Findings are variable and depend on tumor location and spread. Centrally located obstructing tumors can cause collapse of the entire lung with an absence of breath sounds on the side of the lesion. Peripheral lesions can cause individual segments or lobes to collapse, leading to findings of dullness to percussion and/or decreased breath sounds.

Pleural effusions give rise to characteristic findings of dullness and decreased breath sounds, depending on the size.

Respiratory insufficiency is signaled by dyspnea and increased work of breathing, retractions, orthopnea, and cyanosis. Upper airway obstruction is manifested by stridor and wheezing. Lower airway obstruction is manifested by asymmetric breath sounds, pleural effusion, pneumothorax, infiltrate, and post obstructive processes.

Cardiovascular system

Cardiac findings are usually noted when the tumor causes a pericardial effusion. Findings can range from simple effusion to tamponade. Direct cardiac involvement may also occur.

Gastrointestinal tract

The most common site of metastatic spread is the liver, which may manifest as tender hepatomegaly. In addition, Ogilvie intestinal pseudo-obstruction may occur, as manifested by the following:

  • Nausea
  • Vomiting
  • Early satiety
  • Abdominal discomfort
  • Weight loss
  • Change in bowel habits

Musculoskeletal system

Bone is another common site of spread for lung carcinomas. Patients may report bone pain, and tender spots may be found during examination.The examination should include fist percussion of the spine to look for tender spots, which may suggest vertebral column metastases.

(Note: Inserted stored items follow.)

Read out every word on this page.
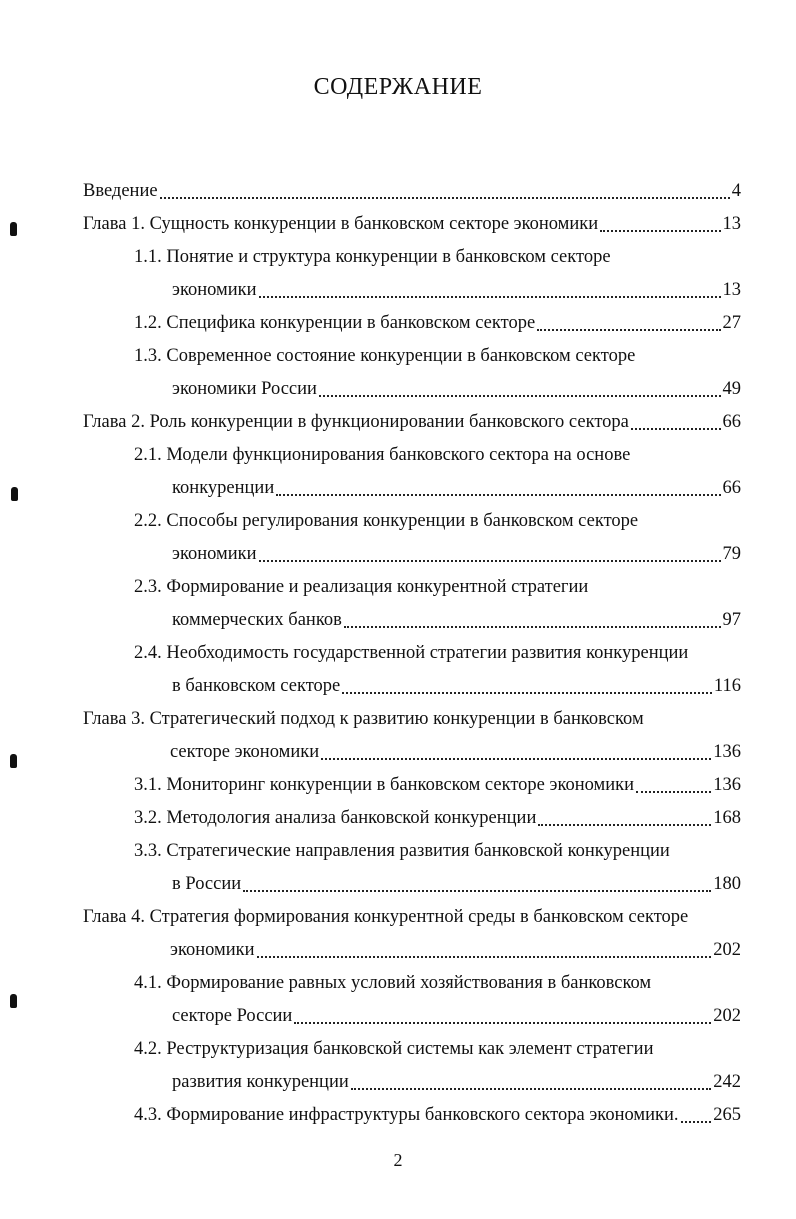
СОДЕРЖАНИЕ
Введение	4
Глава 1. Сущность конкуренции в банковском секторе экономики	13
1.1. Понятие и структура конкуренции в банковском секторе
экономики	13
1.2. Специфика конкуренции в банковском секторе	27
1.3. Современное состояние конкуренции в банковском секторе
экономики России	49
Глава 2. Роль конкуренции в функционировании банковского сектора	66
2.1. Модели функционирования банковского сектора на основе
конкуренции	66
2.2. Способы регулирования конкуренции в банковском секторе
экономики	79
2.3. Формирование и реализация конкурентной стратегии
коммерческих банков	97
2.4. Необходимость государственной стратегии развития конкуренции
в банковском секторе	116
Глава 3. Стратегический подход к развитию конкуренции в банковском
секторе экономики	136
3.1. Мониторинг конкуренции в банковском секторе экономики	136
3.2. Методология анализа банковской конкуренции	168
3.3. Стратегические направления развития банковской конкуренции
в России	180
Глава 4. Стратегия формирования конкурентной среды в банковском секторе
экономики	202
4.1. Формирование равных условий хозяйствования в банковском
секторе России	202
4.2. Реструктуризация банковской системы как элемент стратегии
развития конкуренции	242
4.3. Формирование инфраструктуры банковского сектора экономики. 265
2
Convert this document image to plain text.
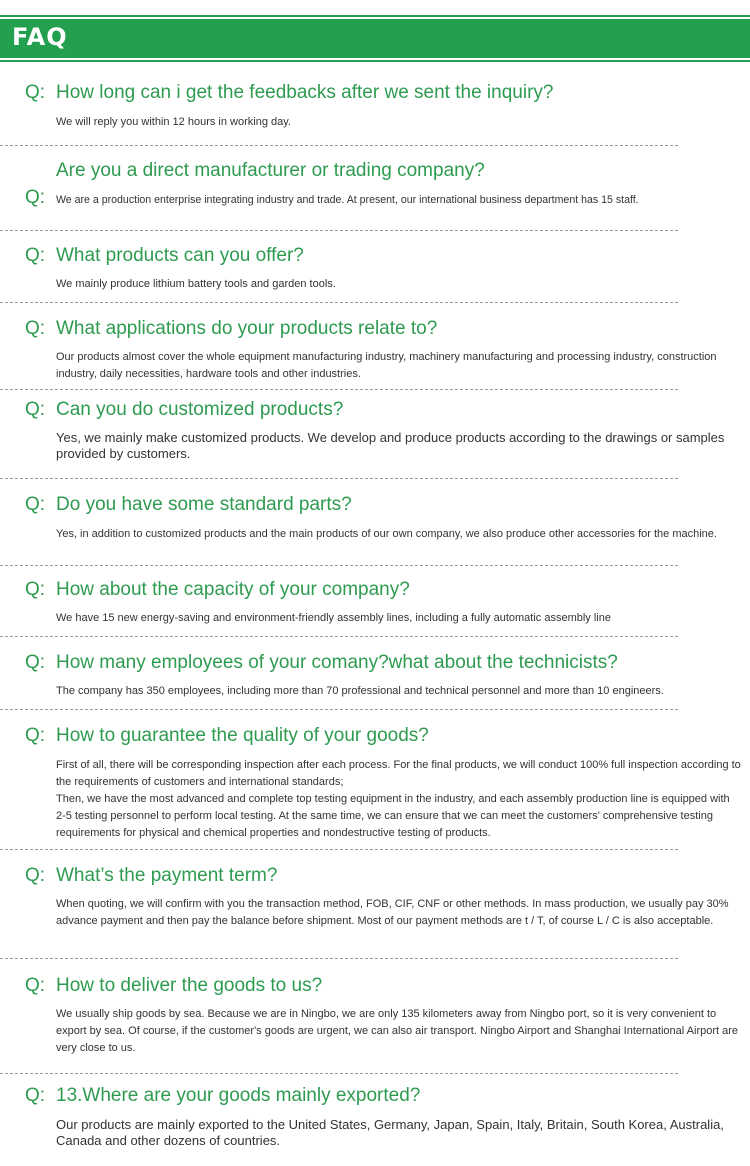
FAQ
Q: How long can i get the feedbacks after we sent the inquiry?
We will reply you within 12 hours in working day.
Are you a direct manufacturer or trading company?
Q: We are a production enterprise integrating industry and trade. At present, our international business department has 15 staff.
Q: What products can you offer?
We mainly produce lithium battery tools and garden tools.
Q: What applications do your products relate to?
Our products almost cover the whole equipment manufacturing industry, machinery manufacturing and processing industry, construction industry, daily necessities, hardware tools and other industries.
Q: Can you do customized products?
Yes, we mainly make customized products. We develop and produce products according to the drawings or samples provided by customers.
Q: Do you have some standard parts?
Yes, in addition to customized products and the main products of our own company, we also produce other accessories for the machine.
Q: How about the capacity of your company?
We have 15 new energy-saving and environment-friendly assembly lines, including a fully automatic assembly line
Q: How many employees of your comany?what about the technicists?
The company has 350 employees, including more than 70 professional and technical personnel and more than 10 engineers.
Q: How to guarantee the quality of your goods?
First of all, there will be corresponding inspection after each process. For the final products, we will conduct 100% full inspection according to the requirements of customers and international standards;
Then, we have the most advanced and complete top testing equipment in the industry, and each assembly production line is equipped with 2-5 testing personnel to perform local testing. At the same time, we can ensure that we can meet the customers' comprehensive testing requirements for physical and chemical properties and nondestructive testing of products.
Q: What’s the payment term?
When quoting, we will confirm with you the transaction method, FOB, CIF, CNF or other methods. In mass production, we usually pay 30% advance payment and then pay the balance before shipment. Most of our payment methods are t / T, of course L / C is also acceptable.
Q: How to deliver the goods to us?
We usually ship goods by sea. Because we are in Ningbo, we are only 135 kilometers away from Ningbo port, so it is very convenient to export by sea. Of course, if the customer's goods are urgent, we can also air transport. Ningbo Airport and Shanghai International Airport are very close to us.
Q: 13.Where are your goods mainly exported?
Our products are mainly exported to the United States, Germany, Japan, Spain, Italy, Britain, South Korea, Australia, Canada and other dozens of countries.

A Pancoast tumor may give rise to any of the following:

  • Pain (eg, in the shoulder, medial forearm, arm, scapula)
  • Bone destruction
  • Hand muscle atrophy

Central nervous system

A neurologic examination should be performed to assess for focal neurological deficits caused by brain metastases and for signs of spinal cord compression. The skeletal system is a common site of spread of lung cancer, and metastatic lesions in the spine may grow and compress the spinal cord. Patients usually report back pain and neurological symptoms in the form of decreased sensation in the lower half of the body, decreased strength, loss of bowel control, and urinary incontinence or retention. A careful neurologic examination usually localizes the level of compression.

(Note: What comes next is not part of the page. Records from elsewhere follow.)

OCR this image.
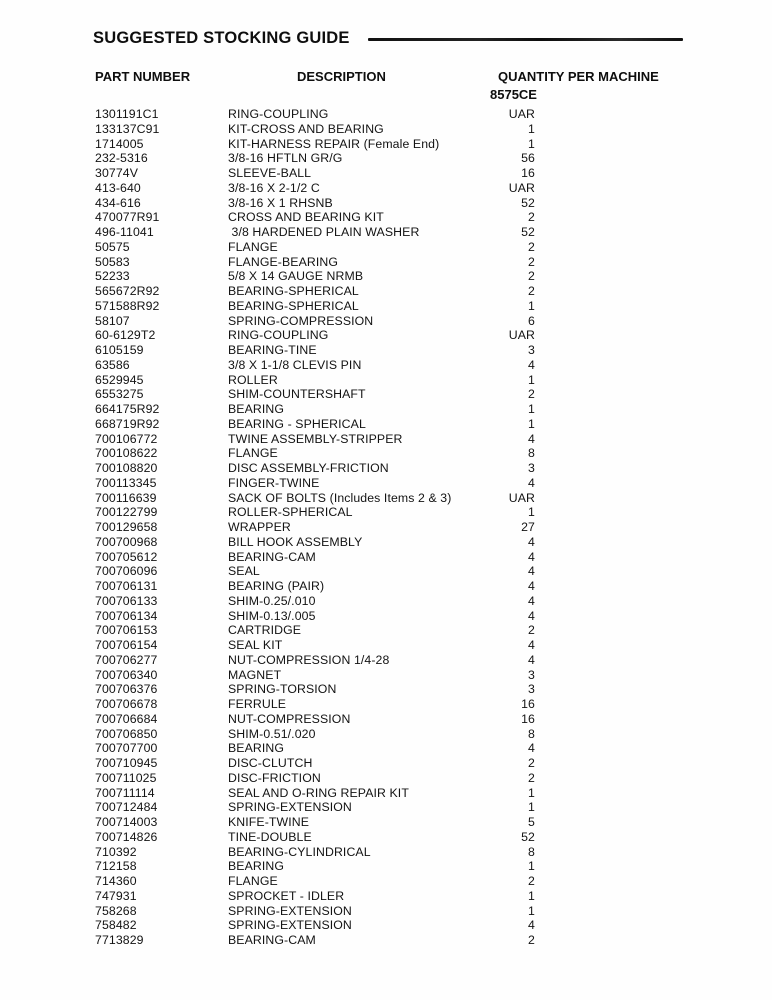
SUGGESTED STOCKING GUIDE
PART NUMBER	DESCRIPTION	QUANTITY PER MACHINE
8575CE
1301191C1	RING-COUPLING	UAR
133137C91	KIT-CROSS AND BEARING	1
1714005	KIT-HARNESS REPAIR (Female End)	1
232-5316	3/8-16 HFTLN GR/G	56
30774V	SLEEVE-BALL	16
413-640	3/8-16 X 2-1/2 C	UAR
434-616	3/8-16 X 1 RHSNB	52
470077R91	CROSS AND BEARING KIT	2
496-11041	3/8 HARDENED PLAIN WASHER	52
50575	FLANGE	2
50583	FLANGE-BEARING	2
52233	5/8 X 14 GAUGE NRMB	2
565672R92	BEARING-SPHERICAL	2
571588R92	BEARING-SPHERICAL	1
58107	SPRING-COMPRESSION	6
60-6129T2	RING-COUPLING	UAR
6105159	BEARING-TINE	3
63586	3/8 X 1-1/8 CLEVIS PIN	4
6529945	ROLLER	1
6553275	SHIM-COUNTERSHAFT	2
664175R92	BEARING	1
668719R92	BEARING - SPHERICAL	1
700106772	TWINE ASSEMBLY-STRIPPER	4
700108622	FLANGE	8
700108820	DISC ASSEMBLY-FRICTION	3
700113345	FINGER-TWINE	4
700116639	SACK OF BOLTS (Includes Items 2 & 3)	UAR
700122799	ROLLER-SPHERICAL	1
700129658	WRAPPER	27
700700968	BILL HOOK ASSEMBLY	4
700705612	BEARING-CAM	4
700706096	SEAL	4
700706131	BEARING (PAIR)	4
700706133	SHIM-0.25/.010	4
700706134	SHIM-0.13/.005	4
700706153	CARTRIDGE	2
700706154	SEAL KIT	4
700706277	NUT-COMPRESSION 1/4-28	4
700706340	MAGNET	3
700706376	SPRING-TORSION	3
700706678	FERRULE	16
700706684	NUT-COMPRESSION	16
700706850	SHIM-0.51/.020	8
700707700	BEARING	4
700710945	DISC-CLUTCH	2
700711025	DISC-FRICTION	2
700711114	SEAL AND O-RING REPAIR KIT	1
700712484	SPRING-EXTENSION	1
700714003	KNIFE-TWINE	5
700714826	TINE-DOUBLE	52
710392	BEARING-CYLINDRICAL	8
712158	BEARING	1
714360	FLANGE	2
747931	SPROCKET - IDLER	1
758268	SPRING-EXTENSION	1
758482	SPRING-EXTENSION	4
7713829	BEARING-CAM	2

Suspected spinal cord compression is an emergency. Patients should immediately receive an adequate dose of a corticosteroid (usually intravenous dexamethasone, 10 mg followed by 4 mg q6h) and should undergo an immediate MRI scan of the vertebral column. If documented, spinal cord compression should be treated emergently with radiation therapy, and steroids should be tapered slowly.

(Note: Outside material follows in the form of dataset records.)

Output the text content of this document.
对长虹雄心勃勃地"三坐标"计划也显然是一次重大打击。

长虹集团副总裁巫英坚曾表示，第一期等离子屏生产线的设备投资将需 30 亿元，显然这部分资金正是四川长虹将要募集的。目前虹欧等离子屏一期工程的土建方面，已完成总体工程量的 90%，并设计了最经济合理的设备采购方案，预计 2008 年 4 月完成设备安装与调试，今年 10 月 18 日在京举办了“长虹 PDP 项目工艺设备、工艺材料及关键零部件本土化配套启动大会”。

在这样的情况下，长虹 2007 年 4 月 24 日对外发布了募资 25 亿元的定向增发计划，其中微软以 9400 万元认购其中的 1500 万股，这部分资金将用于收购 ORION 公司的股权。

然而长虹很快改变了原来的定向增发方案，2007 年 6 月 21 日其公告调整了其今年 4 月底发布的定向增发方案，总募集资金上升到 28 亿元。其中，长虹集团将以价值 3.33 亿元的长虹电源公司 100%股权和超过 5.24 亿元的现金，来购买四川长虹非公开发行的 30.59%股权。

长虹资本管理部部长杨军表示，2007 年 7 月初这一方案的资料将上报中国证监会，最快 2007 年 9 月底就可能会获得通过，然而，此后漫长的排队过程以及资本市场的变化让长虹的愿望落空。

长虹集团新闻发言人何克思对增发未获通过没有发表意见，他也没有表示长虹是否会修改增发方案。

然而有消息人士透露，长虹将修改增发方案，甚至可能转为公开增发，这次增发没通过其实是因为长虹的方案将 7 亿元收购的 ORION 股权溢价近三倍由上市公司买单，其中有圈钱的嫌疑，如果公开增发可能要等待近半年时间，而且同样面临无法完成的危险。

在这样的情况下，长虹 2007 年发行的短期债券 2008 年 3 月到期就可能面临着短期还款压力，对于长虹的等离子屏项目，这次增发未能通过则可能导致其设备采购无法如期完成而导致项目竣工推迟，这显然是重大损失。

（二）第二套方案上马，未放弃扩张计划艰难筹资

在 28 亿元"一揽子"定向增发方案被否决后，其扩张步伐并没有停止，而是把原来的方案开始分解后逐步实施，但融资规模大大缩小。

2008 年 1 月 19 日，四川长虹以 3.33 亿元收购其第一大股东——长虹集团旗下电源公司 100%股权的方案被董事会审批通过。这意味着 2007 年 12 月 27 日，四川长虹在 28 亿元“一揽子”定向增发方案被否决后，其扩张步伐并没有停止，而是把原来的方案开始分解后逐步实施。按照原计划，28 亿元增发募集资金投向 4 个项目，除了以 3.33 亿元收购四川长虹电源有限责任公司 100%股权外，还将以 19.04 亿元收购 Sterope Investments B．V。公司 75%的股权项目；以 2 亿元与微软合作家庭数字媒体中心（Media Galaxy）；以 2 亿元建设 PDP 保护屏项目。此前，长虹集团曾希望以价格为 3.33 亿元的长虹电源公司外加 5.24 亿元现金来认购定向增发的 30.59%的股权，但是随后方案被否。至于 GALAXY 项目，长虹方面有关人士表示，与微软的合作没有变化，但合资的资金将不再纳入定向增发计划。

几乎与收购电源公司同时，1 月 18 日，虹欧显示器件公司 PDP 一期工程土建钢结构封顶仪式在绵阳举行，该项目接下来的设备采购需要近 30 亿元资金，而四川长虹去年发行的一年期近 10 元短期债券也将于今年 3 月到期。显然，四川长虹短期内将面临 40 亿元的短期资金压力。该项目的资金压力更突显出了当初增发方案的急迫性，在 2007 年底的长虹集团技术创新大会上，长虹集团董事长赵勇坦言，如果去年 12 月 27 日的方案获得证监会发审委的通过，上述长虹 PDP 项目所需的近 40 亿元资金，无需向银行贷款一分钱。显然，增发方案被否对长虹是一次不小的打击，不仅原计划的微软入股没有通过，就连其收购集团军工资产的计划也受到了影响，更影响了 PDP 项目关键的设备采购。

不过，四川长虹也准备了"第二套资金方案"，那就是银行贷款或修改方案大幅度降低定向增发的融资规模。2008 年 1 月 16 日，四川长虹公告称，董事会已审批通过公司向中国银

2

A study by Fadel et al found that en bloc resection can achieve good long-term survival in highly selected patients with NSCLC that invades the thoracic inlet and spine. Factors that independently affected survival were incomplete resection and subclavian artery involvement. [43]

Paraneoplastic syndromes

Paraneoplastic syndromes are more likely to occur in small cell lung cancer than in NSCLC. Nevertheless, findings indicative of the following paraneoplastic syndromes may be noted [44] :

  • Cushing syndrome
  • Lambert-Eaton myasthenic syndrome - Gradual onset of proximal lower extremity weakness; proximal upper extremity weakness is usually less noticeable; the syndrome may be worse in the morning and improve during the day; although extraocular muscle involvement is uncommon, ptosis is often found.
  • Hypercalcemia
  • Syndrome of inappropriate antidiuretic hormone secretion (SIADH)
  • Enlargement of the extremities, and painful, swollen joints (hypertrophic osteoarthropathy)

Paraneoplastic syndromes are unrelated to the size of the primary tumor. Sometimes paraneoplastic syndromes precede the diagnosis of a malignancy, sometimes they occur late in the disease, and sometimes they are the first signs of a recurrence.